Her name is Penelope Trunk, and she is very, very cross.
You should read her post, every painful, angry second of it, and you should commit her words to memory and have them printed on a motivational poster to go on the wall of your meeting room.
She says conventional publishers simply do not understand and do not have the tools to work in an online environment, not just in the context of digital books, but paper books sold through digital outlets, which is more and more - even most of them. She points out that she can make more money selling someone else's book through her blog and the Amazon affiliates scheme than she can sending customers to her publisher's website to buy her book. She has a great deal to tell you on the subject of metrics and the social web not being a tv ad. It is very uncomfortable reading, but you need to read it.
If you cannot immediately counter every single thing she says - if you cannot happily and truthfully dismiss each problem she raises as something which could not possibly happen in your company - then you have a major problem. If you work in publishing and you have ever actually said any of the things she reports her prospective publisher saying; if you have ever, in the secret darkness of your soul, even considered saying them, then you should pay very close attention to what she does and says next. (Spoiler: she leaves.)

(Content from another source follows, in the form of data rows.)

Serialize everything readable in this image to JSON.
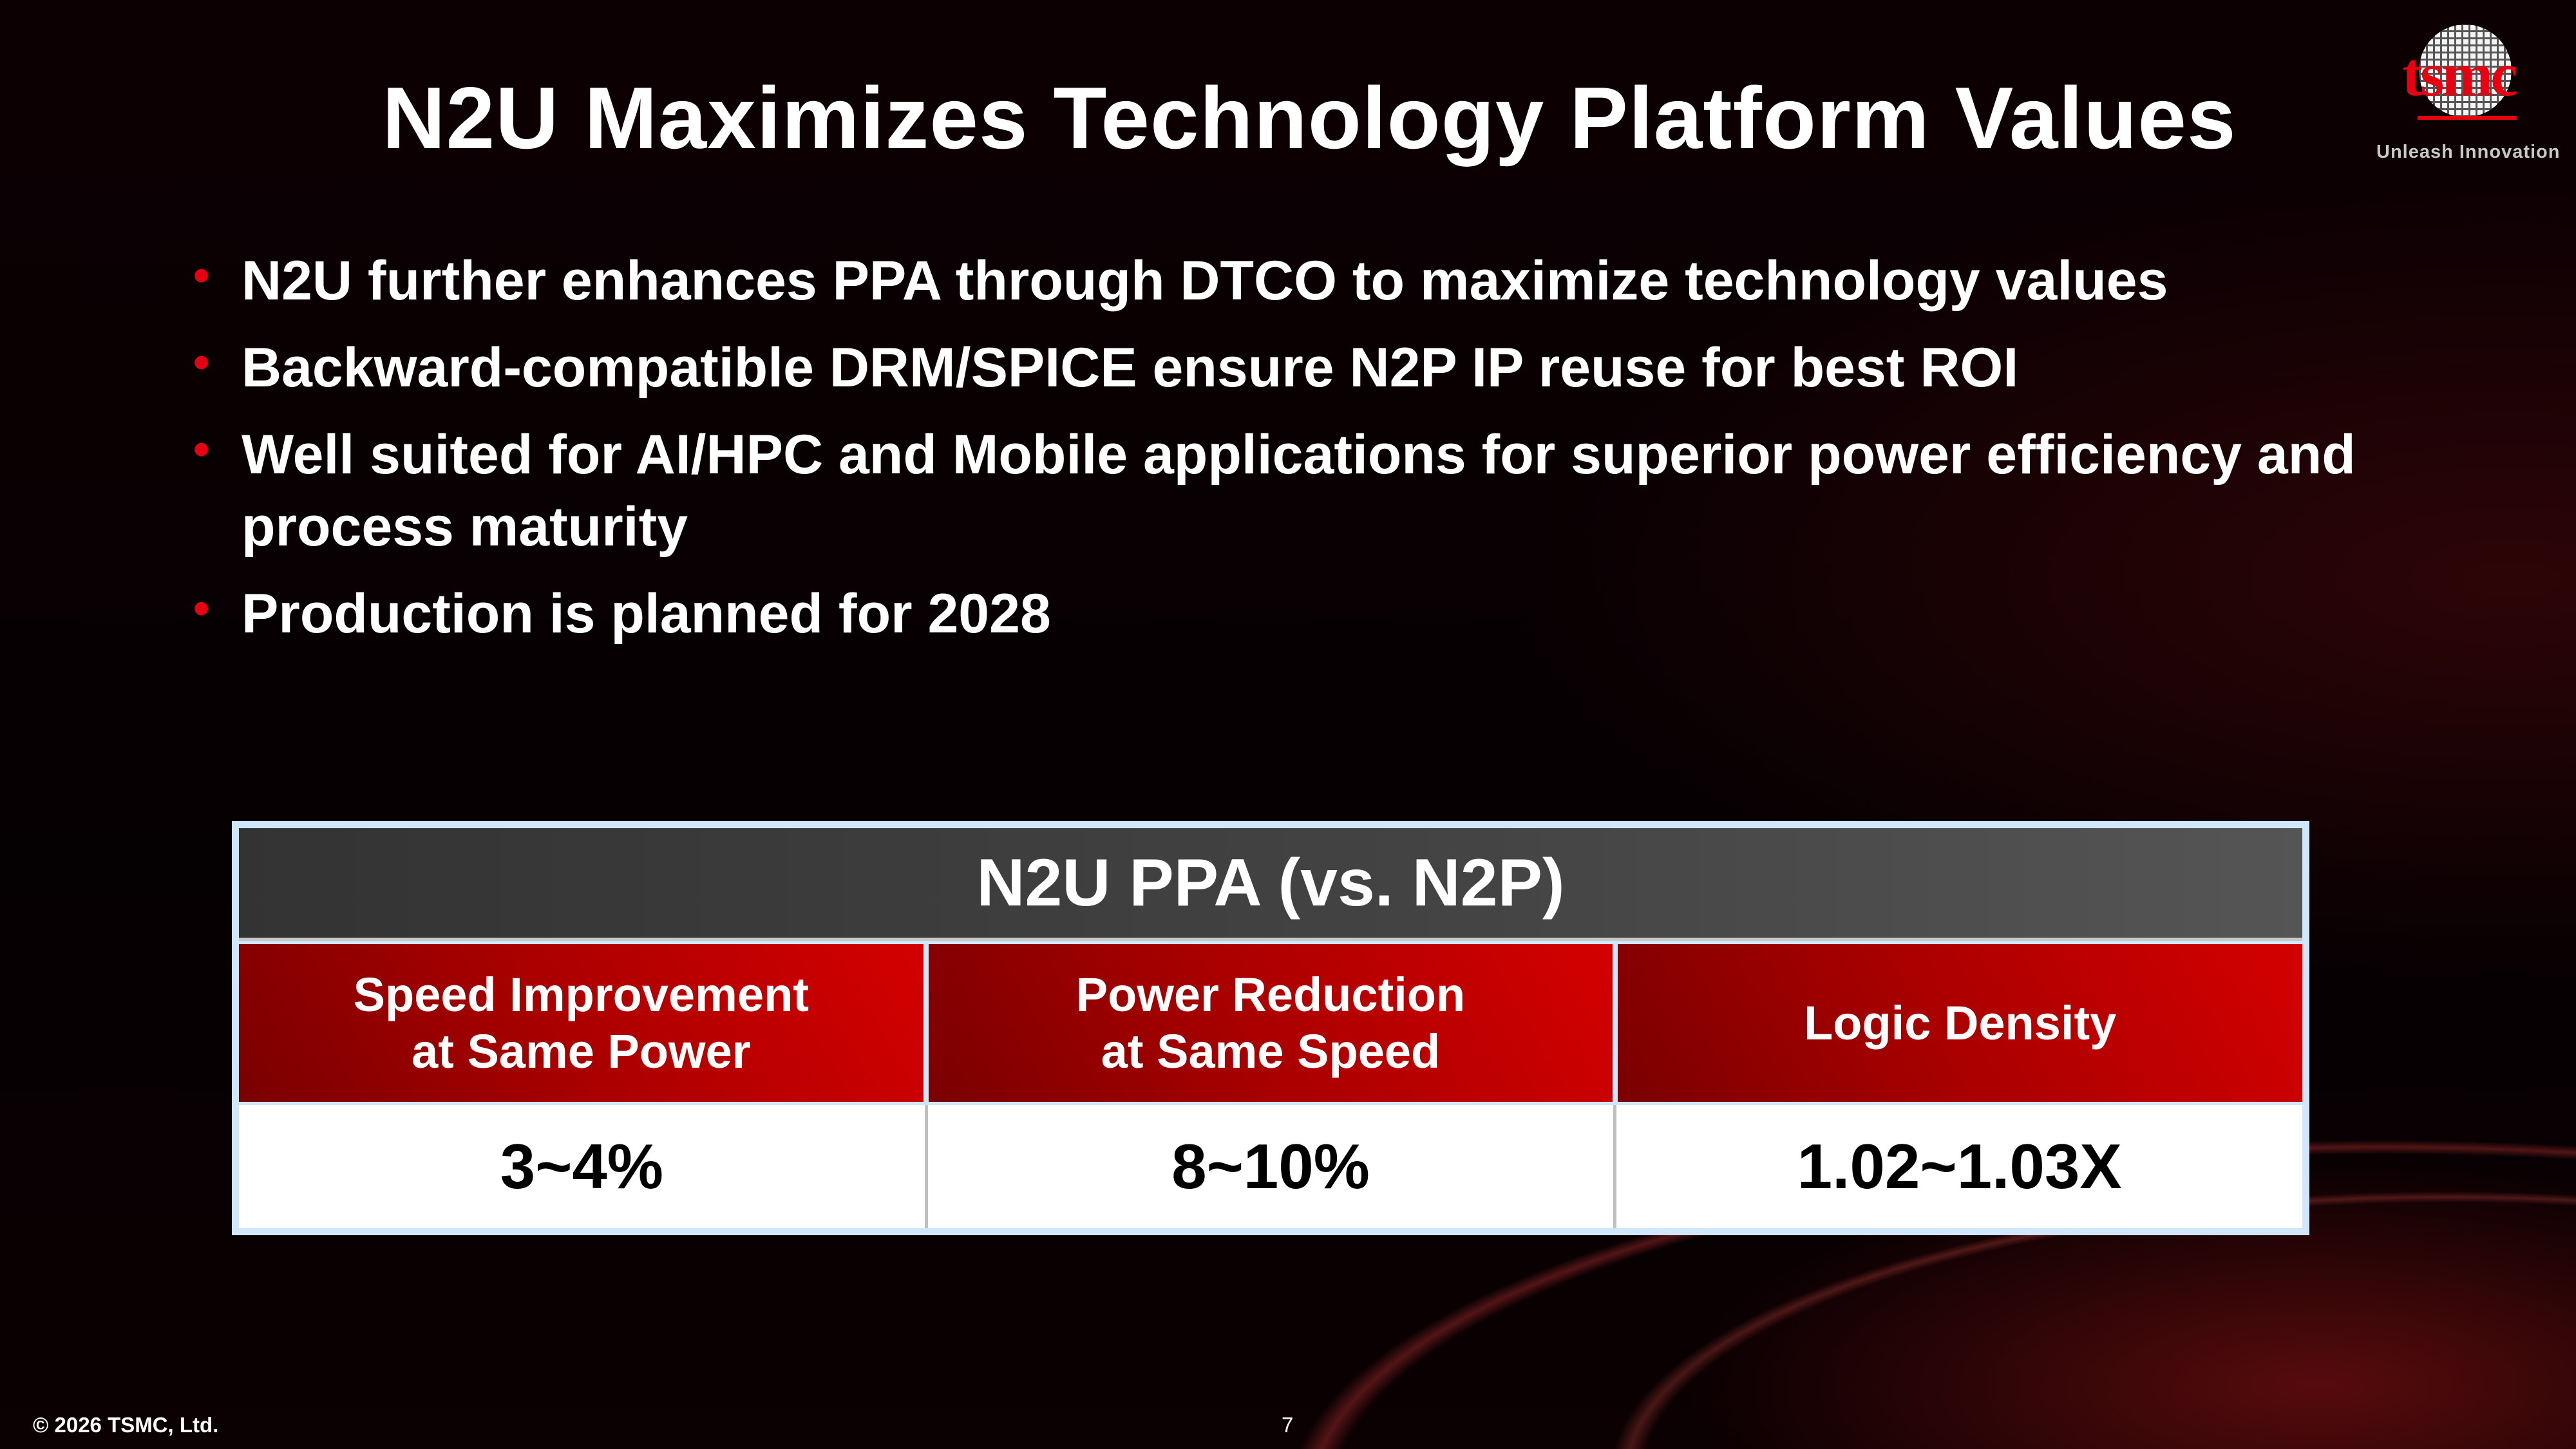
{
  "slide": {
    "title": "N2U Maximizes Technology Platform Values",
    "bullets": [
      "N2U further enhances PPA through DTCO to maximize technology values",
      "Backward-compatible DRM/SPICE ensure N2P IP reuse for best ROI",
      "Well suited for AI/HPC and Mobile applications for superior power efficiency and process maturity",
      "Production is planned for 2028"
    ],
    "bullet_glyph": "•"
  },
  "logo": {
    "wordmark": "tsmc",
    "slogan": "Unleash Innovation"
  },
  "table": {
    "title": "N2U PPA (vs. N2P)",
    "headers": [
      [
        "Speed Improvement",
        "at Same Power"
      ],
      [
        "Power Reduction",
        "at Same Speed"
      ],
      [
        "Logic Density"
      ]
    ],
    "values": [
      "3~4%",
      "8~10%",
      "1.02~1.03X"
    ]
  },
  "footer": {
    "copyright": "© 2026 TSMC, Ltd.",
    "page_number": "7"
  },
  "colors": {
    "accent_red": "#e60012",
    "header_gray": "#444444",
    "table_border": "#cfe6fb"
  }
}
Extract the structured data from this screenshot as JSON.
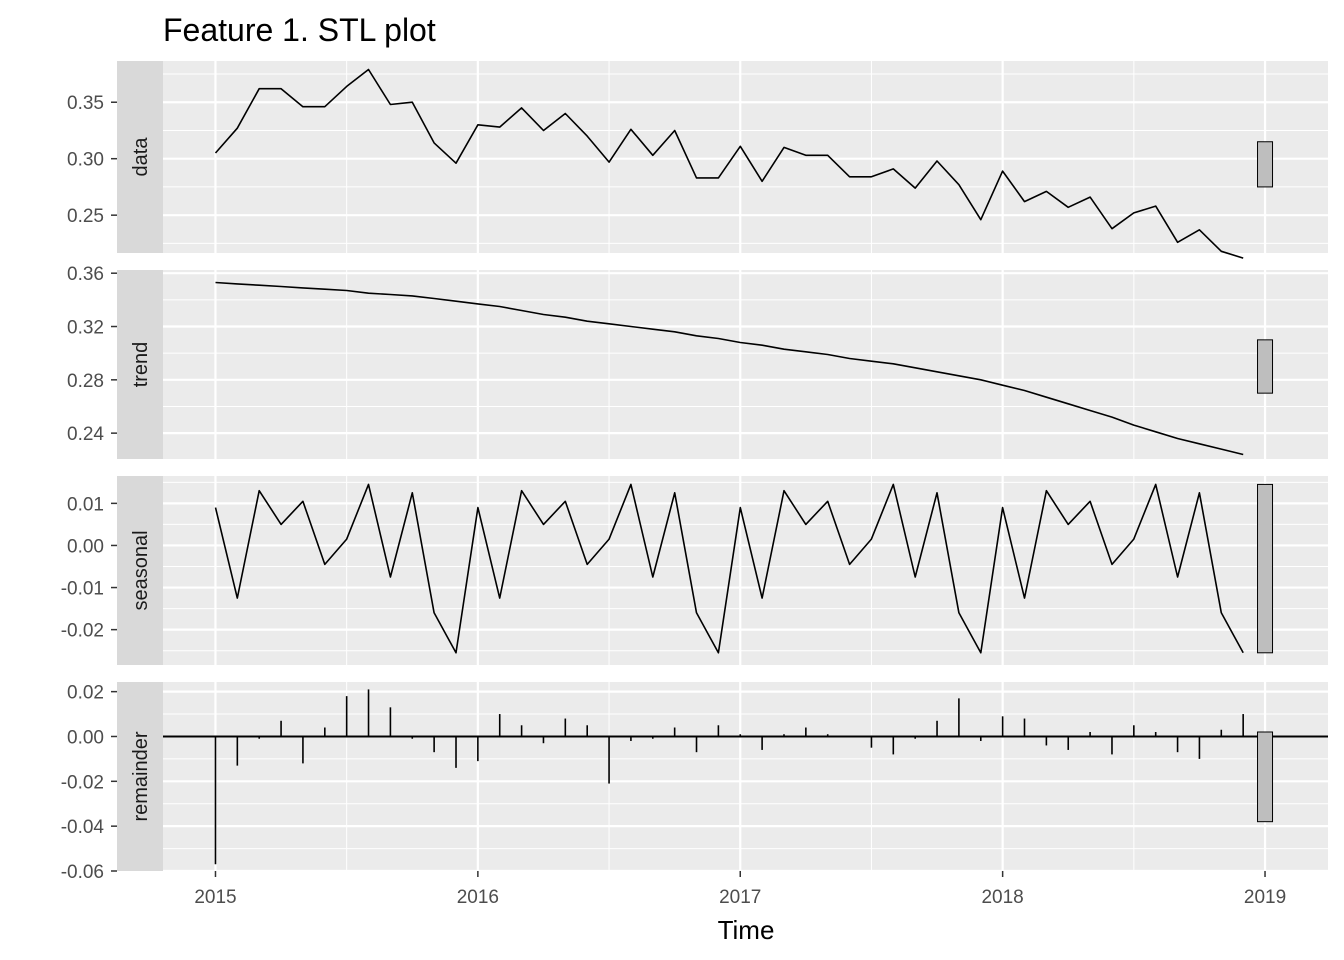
{
  "chart_data": {
    "type": "line",
    "title": "Feature 1. STL plot",
    "xlabel": "Time",
    "ylabel": "",
    "x_ticks": [
      "2015",
      "2016",
      "2017",
      "2018",
      "2019"
    ],
    "x_tick_values": [
      2015,
      2016,
      2017,
      2018,
      2019
    ],
    "xlim": [
      2014.8,
      2019.24
    ],
    "x": [
      2015.0,
      2015.0833,
      2015.1667,
      2015.25,
      2015.3333,
      2015.4167,
      2015.5,
      2015.5833,
      2015.6667,
      2015.75,
      2015.8333,
      2015.9167,
      2016.0,
      2016.0833,
      2016.1667,
      2016.25,
      2016.3333,
      2016.4167,
      2016.5,
      2016.5833,
      2016.6667,
      2016.75,
      2016.8333,
      2016.9167,
      2017.0,
      2017.0833,
      2017.1667,
      2017.25,
      2017.3333,
      2017.4167,
      2017.5,
      2017.5833,
      2017.6667,
      2017.75,
      2017.8333,
      2017.9167,
      2018.0,
      2018.0833,
      2018.1667,
      2018.25,
      2018.3333,
      2018.4167,
      2018.5,
      2018.5833,
      2018.6667,
      2018.75,
      2018.8333,
      2018.9167
    ],
    "grid": true,
    "legend": "none",
    "background_color": "#ebebeb",
    "grid_color": "#ffffff",
    "strip_color": "#d9d9d9",
    "line_color": "#000000",
    "range_bar_color": "#bebebe",
    "range_bar_x": 2019.0,
    "panels": [
      {
        "name": "data",
        "style": "line",
        "ylim": [
          0.2165,
          0.3865
        ],
        "y_ticks": [
          0.25,
          0.3,
          0.35
        ],
        "y_tick_labels": [
          "0.25",
          "0.30",
          "0.35"
        ],
        "range_bar": [
          0.275,
          0.315
        ],
        "values": [
          0.305,
          0.327,
          0.362,
          0.362,
          0.346,
          0.346,
          0.364,
          0.379,
          0.348,
          0.35,
          0.314,
          0.296,
          0.33,
          0.328,
          0.345,
          0.325,
          0.34,
          0.32,
          0.297,
          0.326,
          0.303,
          0.325,
          0.283,
          0.283,
          0.311,
          0.28,
          0.31,
          0.303,
          0.303,
          0.284,
          0.284,
          0.291,
          0.274,
          0.298,
          0.277,
          0.246,
          0.289,
          0.262,
          0.271,
          0.257,
          0.266,
          0.238,
          0.252,
          0.258,
          0.226,
          0.237,
          0.218,
          0.212
        ]
      },
      {
        "name": "trend",
        "style": "line",
        "ylim": [
          0.2206,
          0.3624
        ],
        "y_ticks": [
          0.24,
          0.28,
          0.32,
          0.36
        ],
        "y_tick_labels": [
          "0.24",
          "0.28",
          "0.32",
          "0.36"
        ],
        "range_bar": [
          0.27,
          0.31
        ],
        "values": [
          0.353,
          0.352,
          0.351,
          0.35,
          0.349,
          0.348,
          0.347,
          0.345,
          0.344,
          0.343,
          0.341,
          0.339,
          0.337,
          0.335,
          0.332,
          0.329,
          0.327,
          0.324,
          0.322,
          0.32,
          0.318,
          0.316,
          0.313,
          0.311,
          0.308,
          0.306,
          0.303,
          0.301,
          0.299,
          0.296,
          0.294,
          0.292,
          0.289,
          0.286,
          0.283,
          0.28,
          0.276,
          0.272,
          0.267,
          0.262,
          0.257,
          0.252,
          0.246,
          0.241,
          0.236,
          0.232,
          0.228,
          0.224
        ]
      },
      {
        "name": "seasonal",
        "style": "line",
        "ylim": [
          -0.0284,
          0.0165
        ],
        "y_ticks": [
          -0.02,
          -0.01,
          0.0,
          0.01
        ],
        "y_tick_labels": [
          "-0.02",
          "-0.01",
          "0.00",
          "0.01"
        ],
        "range_bar": [
          -0.0255,
          0.0145
        ],
        "values": [
          0.009,
          -0.0125,
          0.013,
          0.005,
          0.0105,
          -0.0045,
          0.0015,
          0.0145,
          -0.0075,
          0.0125,
          -0.016,
          -0.0255,
          0.009,
          -0.0125,
          0.013,
          0.005,
          0.0105,
          -0.0045,
          0.0015,
          0.0145,
          -0.0075,
          0.0125,
          -0.016,
          -0.0255,
          0.009,
          -0.0125,
          0.013,
          0.005,
          0.0105,
          -0.0045,
          0.0015,
          0.0145,
          -0.0075,
          0.0125,
          -0.016,
          -0.0255,
          0.009,
          -0.0125,
          0.013,
          0.005,
          0.0105,
          -0.0045,
          0.0015,
          0.0145,
          -0.0075,
          0.0125,
          -0.016,
          -0.0255
        ]
      },
      {
        "name": "remainder",
        "style": "bar",
        "ylim": [
          -0.06,
          0.0243
        ],
        "y_ticks": [
          -0.06,
          -0.04,
          -0.02,
          0.0,
          0.02
        ],
        "y_tick_labels": [
          "-0.06",
          "-0.04",
          "-0.02",
          "0.00",
          "0.02"
        ],
        "range_bar": [
          -0.038,
          0.002
        ],
        "zero_line": true,
        "values": [
          -0.057,
          -0.013,
          -0.001,
          0.007,
          -0.012,
          0.004,
          0.018,
          0.021,
          0.013,
          -0.001,
          -0.007,
          -0.014,
          -0.011,
          0.01,
          0.005,
          -0.003,
          0.008,
          0.005,
          -0.021,
          -0.002,
          -0.001,
          0.004,
          -0.007,
          0.005,
          0.001,
          -0.006,
          0.001,
          0.004,
          0.001,
          0.0,
          -0.005,
          -0.008,
          -0.001,
          0.007,
          0.017,
          -0.002,
          0.009,
          0.008,
          -0.004,
          -0.006,
          0.002,
          -0.008,
          0.005,
          0.002,
          -0.007,
          -0.01,
          0.003,
          0.01
        ]
      }
    ]
  }
}
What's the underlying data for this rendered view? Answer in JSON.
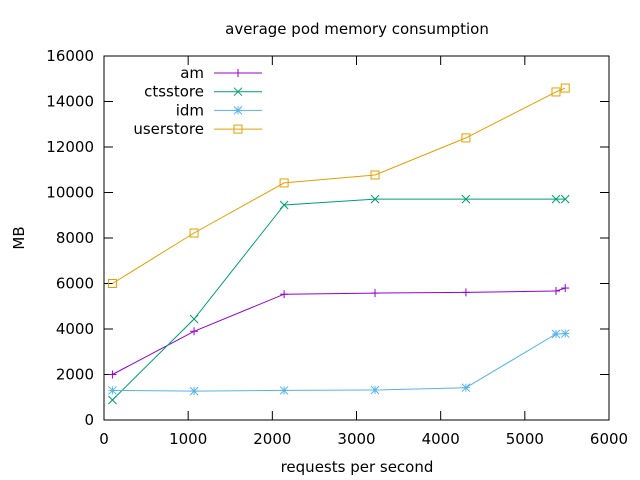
{
  "chart_data": {
    "type": "line",
    "title": "average pod memory consumption",
    "xlabel": "requests per second",
    "ylabel": "MB",
    "xlim": [
      0,
      6000
    ],
    "ylim": [
      0,
      16000
    ],
    "xticks": [
      0,
      1000,
      2000,
      3000,
      4000,
      5000,
      6000
    ],
    "yticks": [
      0,
      2000,
      4000,
      6000,
      8000,
      10000,
      12000,
      14000,
      16000
    ],
    "xtick_labels": [
      "0",
      "1000",
      "2000",
      "3000",
      "4000",
      "5000",
      "6000"
    ],
    "ytick_labels": [
      "0",
      "2000",
      "4000",
      "6000",
      "8000",
      "10000",
      "12000",
      "14000",
      "16000"
    ],
    "grid": false,
    "legend_position": "top-left",
    "series": [
      {
        "name": "am",
        "color": "#9400d3",
        "marker": "plus",
        "x": [
          100,
          1070,
          2140,
          3220,
          4300,
          5370,
          5480
        ],
        "y": [
          2000,
          3900,
          5530,
          5580,
          5610,
          5670,
          5800
        ]
      },
      {
        "name": "ctsstore",
        "color": "#009e73",
        "marker": "cross",
        "x": [
          100,
          1070,
          2140,
          3220,
          4300,
          5370,
          5480
        ],
        "y": [
          880,
          4440,
          9450,
          9710,
          9710,
          9710,
          9710
        ]
      },
      {
        "name": "idm",
        "color": "#56b4e9",
        "marker": "star",
        "x": [
          100,
          1070,
          2140,
          3220,
          4300,
          5370,
          5480
        ],
        "y": [
          1300,
          1270,
          1300,
          1320,
          1420,
          3780,
          3800
        ]
      },
      {
        "name": "userstore",
        "color": "#e69f00",
        "marker": "square",
        "x": [
          100,
          1070,
          2140,
          3220,
          4300,
          5370,
          5480
        ],
        "y": [
          6000,
          8220,
          10420,
          10770,
          12400,
          14420,
          14590
        ]
      }
    ]
  }
}
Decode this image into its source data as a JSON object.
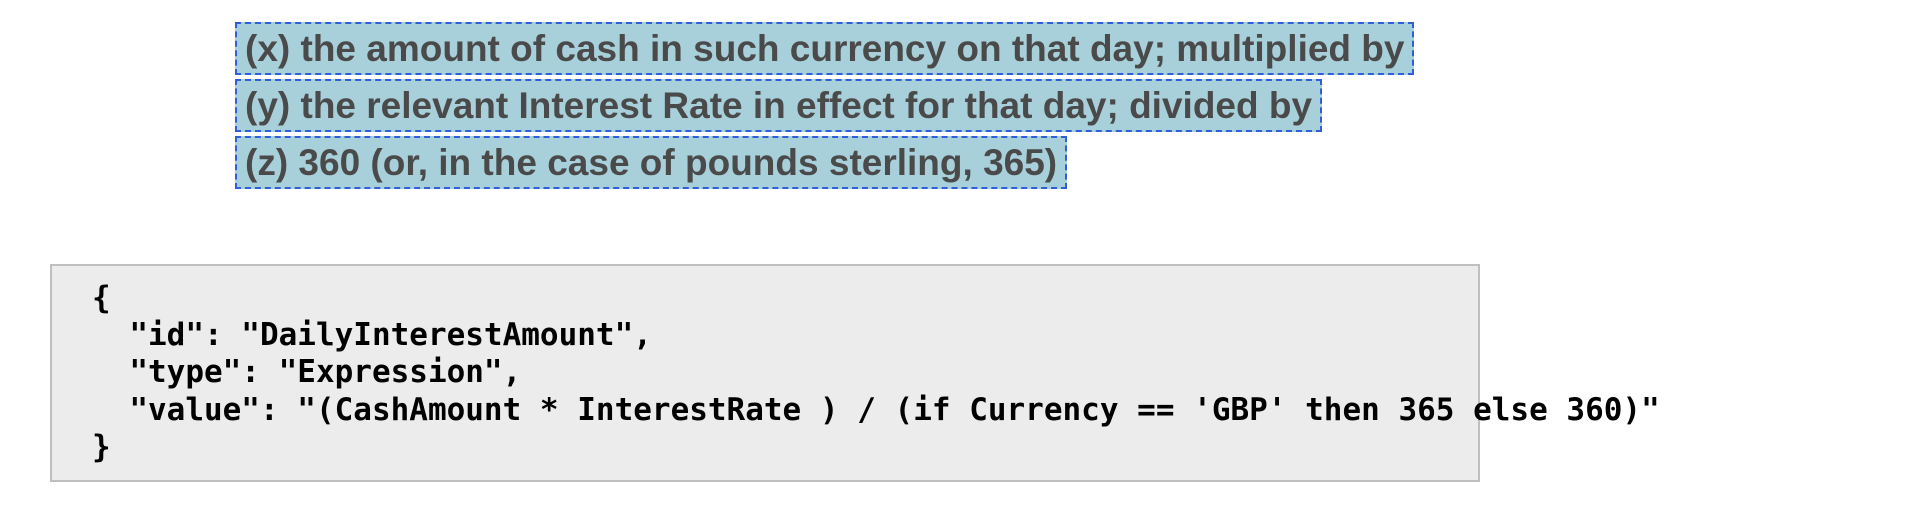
{
  "clauses": {
    "x": "(x) the amount of cash in such currency on that day; multiplied by",
    "y": "(y) the relevant Interest Rate in effect for that day; divided by",
    "z": "(z) 360 (or, in the case of pounds sterling, 365)"
  },
  "clause_style": {
    "highlight_background": "#a8d0db",
    "highlight_border": "#2f5fd6",
    "text_color": "#4a4a4a",
    "font_size_pt": 28,
    "font_weight": "bold",
    "border_style": "dashed"
  },
  "code": {
    "line1": "{",
    "line2": "  \"id\": \"DailyInterestAmount\",",
    "line3": "  \"type\": \"Expression\",",
    "line4": "  \"value\": \"(CashAmount * InterestRate ) / (if Currency == 'GBP' then 365 else 360)\"",
    "line5": "}"
  },
  "code_style": {
    "background": "#ececec",
    "border_color": "#bfbfbf",
    "text_color": "#000000",
    "font_family": "monospace",
    "font_size_pt": 23,
    "font_weight": "bold"
  },
  "page_background": "#ffffff"
}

Anecdotally, the problems she identifies exist everywhere in our industry. My experience is markedly less dire, but not so blissfully perfect that I don't recognise the debates and frustrations. Customer data, in particular, is an issue. So is the lag between the completion of a book and the arrival of that book on the shelves. The amount of downtime I have to spend between books, first with editing and then doing bitty articles and appearances stretched out over months probably cuts my productivity in half. And money. Of course, and always: money. That wretched 25% ceiling on ebook royalties which is so mysteriously and so firmly adopted by every single big house and which is never persuasively explained; and the improbable mathematics of discounts; and ebook pricing vs paper pricing, which publishers maintain and authors have to explain to angry readers (if those readers don't simply turn up their noses at an ebook more expensive than its paper cousin and go spend their money elsewhere - remember the Ultimatum Game?)
And so on and so forth. Teleread, not always known for being gentle with publishing in reporting on the digital environment, tries hard to soft-pedal this piece. It's such a coruscating, blazing indictment that one wants to back away from it, find ways out of thinking about it. I think it's a staggering bit of writing and really important, but I still hate reading it.
And look what happens: she goes elsewhere. There are alternatives now to the battle she reports, and the longer the publishing industry fails to innovate boldly to recapture its connection with the reading public and its right - by conquest and by merit - to lead the book trade, the more of this will happen. She's a sign and a portent as well as a prophet.